EDITO DE LA VOIX DES TRAVAILLEURS

L’Etat ne veut pas réformer hôpital public et SNCF, il veut les détruire en tant que services publics

Démonstration a été faite récemment qu’on peut aisément mourir dans les transports comme à l’hôpital public sans que l’Etat ne nous permette de comprendre véritablement comment ces faits ont pu se produire accidentellement. Les exemples de la SNCF de Brétigny, comme ceux de la mort à la maternité de Port-Royal, de la mort de patients de gériatrie ou de celle des urgences de Cochin sont encore dans toutes les mémoires. Tous ces morts ont servi la campagne contre le service public.

Même si le gouvernement a fait semblant de le défendre mollement, il a eu l’air de couvrir des prétendues responsabilités des agents (ce qui est quasiment une manière de les désigner du doigt comme coupables) puisqu’il n’expliquait PAS quelle politique anti service public avait mené là. Rien d’étonnant, cette politique n’est pas seulement celle de la droite mais c’est celle des classes dirigeantes, et cela ne dépend nullement du changement des équipes gouvernementales. Et quand on ne sait pas ce qui ne va pas aux urgences ou à la maintenance ferroviaire, on va faire vite d’accuser le lampiste !

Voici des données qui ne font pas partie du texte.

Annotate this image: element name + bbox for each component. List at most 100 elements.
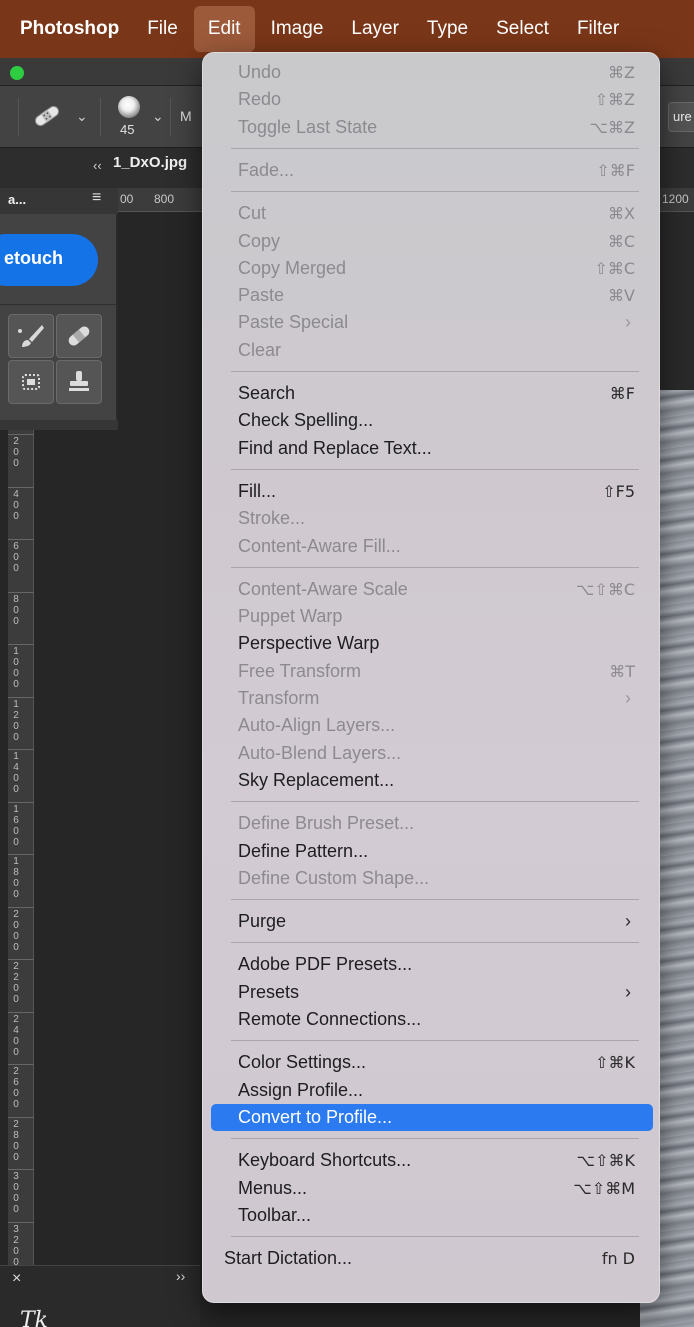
menu-item-label: Toggle Last State bbox=[238, 116, 378, 137]
menu-layer[interactable]: Layer bbox=[337, 0, 413, 58]
menu-item-label: Perspective Warp bbox=[238, 633, 380, 654]
options-divider bbox=[18, 98, 19, 136]
ruler-tick bbox=[8, 696, 34, 698]
menu-item-perspective-warp[interactable]: Perspective Warp bbox=[211, 630, 653, 657]
menu-filter[interactable]: Filter bbox=[563, 0, 633, 58]
menu-item-label: Keyboard Shortcuts... bbox=[238, 1150, 412, 1171]
menu-item-remote-connections[interactable]: Remote Connections... bbox=[211, 1006, 653, 1033]
menu-item-menus[interactable]: Menus... ⌥⇧⌘M bbox=[211, 1175, 653, 1202]
mode-label: M bbox=[180, 108, 192, 124]
menu-item-keyboard-shortcuts[interactable]: Keyboard Shortcuts... ⌥⇧⌘K bbox=[211, 1147, 653, 1174]
menu-item-label: Presets bbox=[238, 981, 300, 1002]
submenu-arrow-icon: › bbox=[625, 981, 631, 1002]
ruler-label: 800 bbox=[13, 593, 19, 627]
menu-item-label: Auto-Align Layers... bbox=[238, 715, 396, 736]
close-icon[interactable]: × bbox=[12, 1270, 21, 1288]
ruler-tick bbox=[8, 854, 34, 855]
menu-item-fill[interactable]: Fill... ⇧F5 bbox=[211, 478, 653, 505]
menu-item-shortcut: ⌘T bbox=[609, 661, 635, 681]
menu-photoshop[interactable]: Photoshop bbox=[0, 0, 133, 58]
menu-item-label: Define Custom Shape... bbox=[238, 867, 430, 888]
menu-item-purge[interactable]: Purge › bbox=[211, 908, 653, 935]
menu-item-shortcut: ⌘Z bbox=[608, 63, 635, 82]
retouch-button[interactable]: etouch bbox=[0, 234, 98, 286]
brush-picker-chevron-icon[interactable]: ⌄ bbox=[152, 108, 164, 125]
menu-item-puppet-warp: Puppet Warp bbox=[211, 603, 653, 630]
menu-item-presets[interactable]: Presets › bbox=[211, 979, 653, 1006]
menu-separator bbox=[231, 801, 639, 803]
ruler-tick bbox=[8, 906, 34, 908]
menu-item-fade: Fade... ⇧⌘F bbox=[211, 157, 653, 184]
collapse-panels-icon[interactable]: ‹‹ bbox=[93, 158, 102, 173]
menu-item-label: Copy Merged bbox=[238, 257, 347, 278]
ruler-label: 3200 bbox=[13, 1223, 19, 1268]
menu-item-label: Clear bbox=[238, 339, 282, 360]
menu-item-adobe-pdf-presets[interactable]: Adobe PDF Presets... bbox=[211, 951, 653, 978]
menu-item-convert-to-profile[interactable]: Convert to Profile... bbox=[211, 1103, 653, 1131]
source-option-button[interactable]: ure bbox=[668, 102, 694, 132]
panel-divider bbox=[0, 304, 118, 305]
menu-item-free-transform: Free Transform ⌘T bbox=[211, 658, 653, 685]
brush-tool-icon[interactable] bbox=[8, 314, 54, 358]
menu-item-redo: Redo ⇧⌘Z bbox=[211, 86, 653, 113]
menu-item-label: Paste Special bbox=[238, 312, 349, 333]
menu-edit[interactable]: Edit bbox=[193, 6, 255, 52]
menu-item-clear: Clear bbox=[211, 337, 653, 364]
submenu-arrow-icon: › bbox=[625, 312, 631, 333]
patch-tool-icon[interactable] bbox=[8, 360, 54, 404]
ruler-label: 800 bbox=[154, 192, 175, 206]
menu-item-check-spelling[interactable]: Check Spelling... bbox=[211, 407, 653, 434]
menu-item-shortcut: ⌥⇧⌘C bbox=[575, 579, 635, 599]
document-tab[interactable]: 1_DxO.jpg bbox=[113, 154, 187, 171]
menu-select[interactable]: Select bbox=[482, 0, 563, 58]
panel-tab[interactable]: a... bbox=[8, 192, 26, 207]
menu-item-toolbar[interactable]: Toolbar... bbox=[211, 1202, 653, 1229]
menu-item-label: Puppet Warp bbox=[238, 606, 343, 627]
menu-item-shortcut: ⇧⌘K bbox=[595, 1053, 635, 1073]
menu-file[interactable]: File bbox=[133, 0, 192, 58]
menu-item-label: Auto-Blend Layers... bbox=[238, 742, 402, 763]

Rien n’a été fait pour soigner les vraies causes de ces décès. Il faut toujours plus de temps pour qu’un malade entrant aux urgences soit vu par un médecin. Il faut toujours diminuent le nombre d’hôpitaux, les effectifs du personnel et le nombre d’urgences. Il faut toujours que les gouvernants diminuent les effectifs de la maintenance et des technicentres de la SNCF, fassent rouler des trains de plus en plus en mauvais état et non remplacés. Il faut tout rentabiliser. La gauche gouvernementale s’est bien gardée de revenir sur deux points essentiels mis en place par la droite : la rentabilisation de la santé avec notamment la tarification à l’activité et l’aide au développement de la santé privée au détriment de la santé publique. Elle a maintenu l’objectif de la privatisation du service public du rail qui progresse avant même d’avoir été discutée et votée.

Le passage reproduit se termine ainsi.